Users maxed out Babylon’s 1,000 BTC deposit limit within four hours despite the protocol limiting transfers to 0.05 BTC per transaction.
Bitcoin transaction fees have jumped to their highest level since June amid the mainnet launch of Babylon, a Cosmos-based Bitcoin staking protocol.
Babylon commenced its mainnet rollout on Aug. 22, allowing users to deposit Bitcoin for staking to secure Proof of Stake (PoS) networks. Babylon’s initial cap of 1,000 BTC ($61 million) was filled less than three-and-a-half hours after the launch, signposting significant demand for its Bitcoin staking service.
“Self-custodial Bitcoin staking has finally been unlocked,” Babylon tweeted. “The Babylon Bitcoin staking mainnet launch leads to the third native use case for Bitcoin… alongside value storage and simple payments: staking to secure PoS networks and earn rewards.”
Average Bitcoin transaction fees surged as BTC holders raced to secure an allocation, with fees increasing by more than 10 times to $7.68 from $0.74 the day before, according to Ycharts.
Users were limited to 0.05 BTC per transaction in a bid to foster broad participation, contributing to the jump in transaction congestion.

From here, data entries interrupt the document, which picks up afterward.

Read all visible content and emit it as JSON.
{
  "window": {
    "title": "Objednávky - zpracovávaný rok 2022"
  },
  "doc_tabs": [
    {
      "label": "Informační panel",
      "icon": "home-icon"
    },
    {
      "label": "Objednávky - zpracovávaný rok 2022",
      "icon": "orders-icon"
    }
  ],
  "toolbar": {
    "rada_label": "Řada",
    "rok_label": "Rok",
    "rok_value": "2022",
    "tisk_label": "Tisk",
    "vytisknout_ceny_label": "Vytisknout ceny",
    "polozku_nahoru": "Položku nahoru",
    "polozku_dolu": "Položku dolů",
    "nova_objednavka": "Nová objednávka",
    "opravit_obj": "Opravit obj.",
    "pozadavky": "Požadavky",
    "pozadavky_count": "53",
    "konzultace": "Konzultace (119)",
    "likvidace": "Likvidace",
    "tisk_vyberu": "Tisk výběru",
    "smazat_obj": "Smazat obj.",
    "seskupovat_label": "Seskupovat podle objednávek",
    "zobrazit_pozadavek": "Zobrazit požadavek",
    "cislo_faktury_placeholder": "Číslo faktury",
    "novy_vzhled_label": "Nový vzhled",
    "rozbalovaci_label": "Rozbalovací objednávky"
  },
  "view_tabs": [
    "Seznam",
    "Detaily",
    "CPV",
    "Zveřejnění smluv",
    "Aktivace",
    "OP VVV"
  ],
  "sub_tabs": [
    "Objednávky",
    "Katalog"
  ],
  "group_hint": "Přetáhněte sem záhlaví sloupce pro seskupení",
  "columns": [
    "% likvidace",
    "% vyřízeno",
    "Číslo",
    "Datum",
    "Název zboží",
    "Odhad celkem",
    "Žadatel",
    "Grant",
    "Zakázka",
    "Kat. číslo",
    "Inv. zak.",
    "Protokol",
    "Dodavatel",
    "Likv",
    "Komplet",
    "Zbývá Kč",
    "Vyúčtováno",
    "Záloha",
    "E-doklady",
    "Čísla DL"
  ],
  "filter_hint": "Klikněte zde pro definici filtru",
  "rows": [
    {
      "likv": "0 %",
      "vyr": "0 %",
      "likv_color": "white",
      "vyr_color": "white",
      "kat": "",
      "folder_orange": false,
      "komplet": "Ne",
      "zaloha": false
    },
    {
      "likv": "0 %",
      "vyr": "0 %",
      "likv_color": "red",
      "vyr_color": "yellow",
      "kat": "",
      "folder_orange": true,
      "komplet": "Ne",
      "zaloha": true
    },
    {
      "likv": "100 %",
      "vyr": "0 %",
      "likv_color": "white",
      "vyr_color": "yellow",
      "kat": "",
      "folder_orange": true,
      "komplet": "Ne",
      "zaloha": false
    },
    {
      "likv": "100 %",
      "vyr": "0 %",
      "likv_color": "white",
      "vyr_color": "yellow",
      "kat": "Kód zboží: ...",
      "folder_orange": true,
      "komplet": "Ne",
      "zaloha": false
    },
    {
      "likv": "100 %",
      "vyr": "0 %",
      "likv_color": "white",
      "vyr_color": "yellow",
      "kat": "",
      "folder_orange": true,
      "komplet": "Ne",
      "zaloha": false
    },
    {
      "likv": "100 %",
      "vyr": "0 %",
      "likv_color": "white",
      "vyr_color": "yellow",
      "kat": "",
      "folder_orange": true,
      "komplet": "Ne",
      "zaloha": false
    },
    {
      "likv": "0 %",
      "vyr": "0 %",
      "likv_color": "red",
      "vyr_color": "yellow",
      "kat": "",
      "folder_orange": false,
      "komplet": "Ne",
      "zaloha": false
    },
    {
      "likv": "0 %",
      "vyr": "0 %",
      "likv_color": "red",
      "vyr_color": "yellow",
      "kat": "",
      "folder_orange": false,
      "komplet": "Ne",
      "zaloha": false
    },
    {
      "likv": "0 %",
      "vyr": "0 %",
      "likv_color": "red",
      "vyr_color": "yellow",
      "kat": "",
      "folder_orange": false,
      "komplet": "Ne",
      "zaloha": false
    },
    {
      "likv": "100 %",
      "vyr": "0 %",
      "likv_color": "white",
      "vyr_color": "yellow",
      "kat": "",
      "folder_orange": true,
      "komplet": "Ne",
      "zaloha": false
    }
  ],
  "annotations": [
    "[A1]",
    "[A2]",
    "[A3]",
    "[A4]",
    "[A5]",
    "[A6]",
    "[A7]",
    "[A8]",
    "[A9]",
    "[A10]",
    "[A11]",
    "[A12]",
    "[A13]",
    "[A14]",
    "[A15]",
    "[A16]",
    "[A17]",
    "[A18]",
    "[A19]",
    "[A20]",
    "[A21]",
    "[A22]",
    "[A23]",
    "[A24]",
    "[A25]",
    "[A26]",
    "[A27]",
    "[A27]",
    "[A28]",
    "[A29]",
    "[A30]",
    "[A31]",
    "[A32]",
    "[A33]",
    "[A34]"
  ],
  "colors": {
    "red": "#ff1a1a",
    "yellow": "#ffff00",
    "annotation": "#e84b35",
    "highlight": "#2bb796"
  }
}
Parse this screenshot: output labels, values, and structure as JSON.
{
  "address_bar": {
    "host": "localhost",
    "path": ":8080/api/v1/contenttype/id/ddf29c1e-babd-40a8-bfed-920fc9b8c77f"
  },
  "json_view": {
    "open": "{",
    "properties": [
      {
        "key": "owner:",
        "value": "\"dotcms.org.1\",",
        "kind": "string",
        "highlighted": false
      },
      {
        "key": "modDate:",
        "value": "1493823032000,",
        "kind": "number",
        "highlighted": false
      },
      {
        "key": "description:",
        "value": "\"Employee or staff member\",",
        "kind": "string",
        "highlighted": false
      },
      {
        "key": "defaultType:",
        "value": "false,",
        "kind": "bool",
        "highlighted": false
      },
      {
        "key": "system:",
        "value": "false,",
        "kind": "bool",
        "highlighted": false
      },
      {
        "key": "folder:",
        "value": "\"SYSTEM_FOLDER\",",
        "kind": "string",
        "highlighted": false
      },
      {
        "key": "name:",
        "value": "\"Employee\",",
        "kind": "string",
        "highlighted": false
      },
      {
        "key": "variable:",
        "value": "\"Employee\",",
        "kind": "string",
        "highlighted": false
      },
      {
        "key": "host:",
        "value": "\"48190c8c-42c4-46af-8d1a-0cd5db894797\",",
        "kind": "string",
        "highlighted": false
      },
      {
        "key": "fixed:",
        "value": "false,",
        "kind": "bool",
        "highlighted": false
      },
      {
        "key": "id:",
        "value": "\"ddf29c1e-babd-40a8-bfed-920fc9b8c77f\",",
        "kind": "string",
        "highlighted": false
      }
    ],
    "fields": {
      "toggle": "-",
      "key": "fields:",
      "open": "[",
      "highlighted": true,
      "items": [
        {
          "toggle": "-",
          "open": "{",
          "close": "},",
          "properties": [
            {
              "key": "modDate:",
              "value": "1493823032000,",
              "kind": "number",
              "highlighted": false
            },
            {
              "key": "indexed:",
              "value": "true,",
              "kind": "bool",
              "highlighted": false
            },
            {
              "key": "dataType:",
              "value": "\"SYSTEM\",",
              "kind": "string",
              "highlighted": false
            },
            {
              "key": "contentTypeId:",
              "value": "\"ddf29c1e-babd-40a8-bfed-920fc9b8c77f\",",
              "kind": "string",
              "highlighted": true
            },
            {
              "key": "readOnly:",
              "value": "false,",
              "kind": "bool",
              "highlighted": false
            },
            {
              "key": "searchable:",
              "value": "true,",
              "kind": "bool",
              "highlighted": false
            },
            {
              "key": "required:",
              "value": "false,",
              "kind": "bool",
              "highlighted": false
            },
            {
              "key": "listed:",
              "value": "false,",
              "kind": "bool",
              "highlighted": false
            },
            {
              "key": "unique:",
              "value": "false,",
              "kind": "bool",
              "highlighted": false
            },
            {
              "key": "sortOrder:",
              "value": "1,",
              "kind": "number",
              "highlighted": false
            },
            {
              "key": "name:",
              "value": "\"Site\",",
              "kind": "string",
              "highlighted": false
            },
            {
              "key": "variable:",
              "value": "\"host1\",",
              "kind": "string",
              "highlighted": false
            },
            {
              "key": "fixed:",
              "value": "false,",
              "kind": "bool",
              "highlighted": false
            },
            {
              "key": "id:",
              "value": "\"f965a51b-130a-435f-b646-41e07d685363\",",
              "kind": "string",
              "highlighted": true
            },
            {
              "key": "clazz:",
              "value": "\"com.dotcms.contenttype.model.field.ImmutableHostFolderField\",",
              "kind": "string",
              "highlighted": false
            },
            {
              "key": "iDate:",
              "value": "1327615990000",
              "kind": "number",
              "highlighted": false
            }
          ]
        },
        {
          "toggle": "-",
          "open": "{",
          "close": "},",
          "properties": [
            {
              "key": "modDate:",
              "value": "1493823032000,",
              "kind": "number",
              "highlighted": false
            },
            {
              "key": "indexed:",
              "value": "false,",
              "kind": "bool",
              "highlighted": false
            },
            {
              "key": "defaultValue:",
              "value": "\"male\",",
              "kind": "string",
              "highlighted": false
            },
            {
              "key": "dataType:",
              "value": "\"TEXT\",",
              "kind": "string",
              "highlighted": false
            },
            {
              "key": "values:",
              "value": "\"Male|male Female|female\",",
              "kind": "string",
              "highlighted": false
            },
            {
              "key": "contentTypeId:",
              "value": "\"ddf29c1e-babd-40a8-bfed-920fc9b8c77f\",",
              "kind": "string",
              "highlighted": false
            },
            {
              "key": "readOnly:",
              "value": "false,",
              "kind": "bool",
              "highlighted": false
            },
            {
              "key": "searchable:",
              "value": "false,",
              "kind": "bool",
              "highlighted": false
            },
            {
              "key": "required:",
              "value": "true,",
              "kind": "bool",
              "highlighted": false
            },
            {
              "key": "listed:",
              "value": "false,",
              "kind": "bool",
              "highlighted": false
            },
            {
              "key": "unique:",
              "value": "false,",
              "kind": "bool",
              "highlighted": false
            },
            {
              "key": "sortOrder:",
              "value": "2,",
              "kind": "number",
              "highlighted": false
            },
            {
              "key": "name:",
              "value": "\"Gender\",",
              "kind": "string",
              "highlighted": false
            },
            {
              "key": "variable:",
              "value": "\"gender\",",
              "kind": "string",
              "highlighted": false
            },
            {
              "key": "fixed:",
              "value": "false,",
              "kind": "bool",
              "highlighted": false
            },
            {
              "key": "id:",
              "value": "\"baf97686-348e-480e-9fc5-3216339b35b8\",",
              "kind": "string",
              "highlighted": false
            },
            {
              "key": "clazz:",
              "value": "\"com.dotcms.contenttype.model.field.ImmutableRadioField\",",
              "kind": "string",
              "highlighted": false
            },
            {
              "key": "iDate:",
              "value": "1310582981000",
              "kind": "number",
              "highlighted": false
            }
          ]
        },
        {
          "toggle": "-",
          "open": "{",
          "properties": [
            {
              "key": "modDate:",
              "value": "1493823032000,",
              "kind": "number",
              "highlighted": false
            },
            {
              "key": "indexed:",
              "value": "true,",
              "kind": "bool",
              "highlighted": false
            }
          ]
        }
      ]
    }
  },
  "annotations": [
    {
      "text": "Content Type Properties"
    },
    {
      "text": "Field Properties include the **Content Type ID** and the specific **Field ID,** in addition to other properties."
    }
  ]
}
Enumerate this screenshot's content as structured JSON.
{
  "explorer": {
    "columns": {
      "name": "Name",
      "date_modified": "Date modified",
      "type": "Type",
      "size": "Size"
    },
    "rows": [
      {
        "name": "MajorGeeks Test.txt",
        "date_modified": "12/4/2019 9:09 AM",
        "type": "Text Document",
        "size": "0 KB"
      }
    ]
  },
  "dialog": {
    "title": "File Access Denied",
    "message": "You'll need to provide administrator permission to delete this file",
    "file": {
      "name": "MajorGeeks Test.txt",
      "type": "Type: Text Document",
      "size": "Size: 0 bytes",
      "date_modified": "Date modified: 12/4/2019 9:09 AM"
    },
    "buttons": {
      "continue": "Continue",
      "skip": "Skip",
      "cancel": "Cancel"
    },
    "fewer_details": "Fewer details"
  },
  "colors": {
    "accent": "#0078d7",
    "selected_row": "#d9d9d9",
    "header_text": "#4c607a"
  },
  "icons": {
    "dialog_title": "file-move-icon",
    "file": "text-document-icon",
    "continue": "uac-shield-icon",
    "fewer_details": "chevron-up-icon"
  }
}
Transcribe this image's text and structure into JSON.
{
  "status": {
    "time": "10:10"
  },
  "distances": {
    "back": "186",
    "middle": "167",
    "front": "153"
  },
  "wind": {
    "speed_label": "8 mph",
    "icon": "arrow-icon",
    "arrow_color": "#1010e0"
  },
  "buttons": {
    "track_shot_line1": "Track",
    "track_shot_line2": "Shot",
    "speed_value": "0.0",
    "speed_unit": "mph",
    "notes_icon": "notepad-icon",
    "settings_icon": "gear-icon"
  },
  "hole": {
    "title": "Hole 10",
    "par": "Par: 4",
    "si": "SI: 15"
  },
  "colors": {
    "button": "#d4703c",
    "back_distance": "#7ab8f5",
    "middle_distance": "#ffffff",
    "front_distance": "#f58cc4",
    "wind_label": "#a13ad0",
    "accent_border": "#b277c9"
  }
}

Bitcoin transaction fees. Source: Ycharts.
Babylon’s mainnet rollout
The launch marks the first phase of Babylon’s phased rollout, with users preparing the protocol’s PoS consensus validation mechanism by locking up BTC. While users will not earn staking rewards during the initial phase, depositors will receive points — suggesting that the project plans to airdrop a token to early adopters in the future.
The project will next activate the consensus mechanism alongside the launch of the Babylon PoS chain. The chain will activate Babylon’s Bitcoin timestamping protocol, enabling critical infrastructure for the service in the form of cross-chain synchronization.
The Babylon Bitcoin staking protocol will then evolve into a marketplace for shared security backed by BTC, enabling any PoS system to leverage its consensus layer for security. Users will be able to stake the same BTC across multiple PoS systems simultaneously to stack rewards.
Babylon is currently secured by a six-of-nine multisig wallet. Babylon Labs, the team behind Babylon, holds three of the keys, while the prominent web3 projects AltLayer, CoinSummer Labs, Cubist, Informal Systems, RockX, and Zellic each hold one key.
Bitcoin’s burgeoning staking sector
Several Bitcoin restaking projects have already inked partnerships with Babylon, including Mind Network, Lorenzo, and Bedrock.
However, Babylon isn’t the only project targeting staking use cases for Bitcoin.
The total value locked in Core, a Bitcoin Layer 2 network, has rocketed to rank second among Bitcoin L2s and sidechains by total valued locked (TVL) following the launch of Pell Network, a Bitcoin restaking protocol. Core’s TVL doubled in the past 30 days, following the deployment, with Pell already accounting for 48% of Core’s $314 million TVL to rank as its largest DeFi protocol, according to DeFi Llama.
Pell currently hosts a $328.9 million TVL across 12 chains.
BounceBit also ranks as the seventh-largest network in Bitcoin’s broader ecosystem with $62.1 million since launching on mainnet in May. The network uses a dual-token PoS mechanism secured by both BTC and its native BB token.
The price of BTC is up 1.8% over the past 24 hours, according to The Defiant’s crypto price feeds.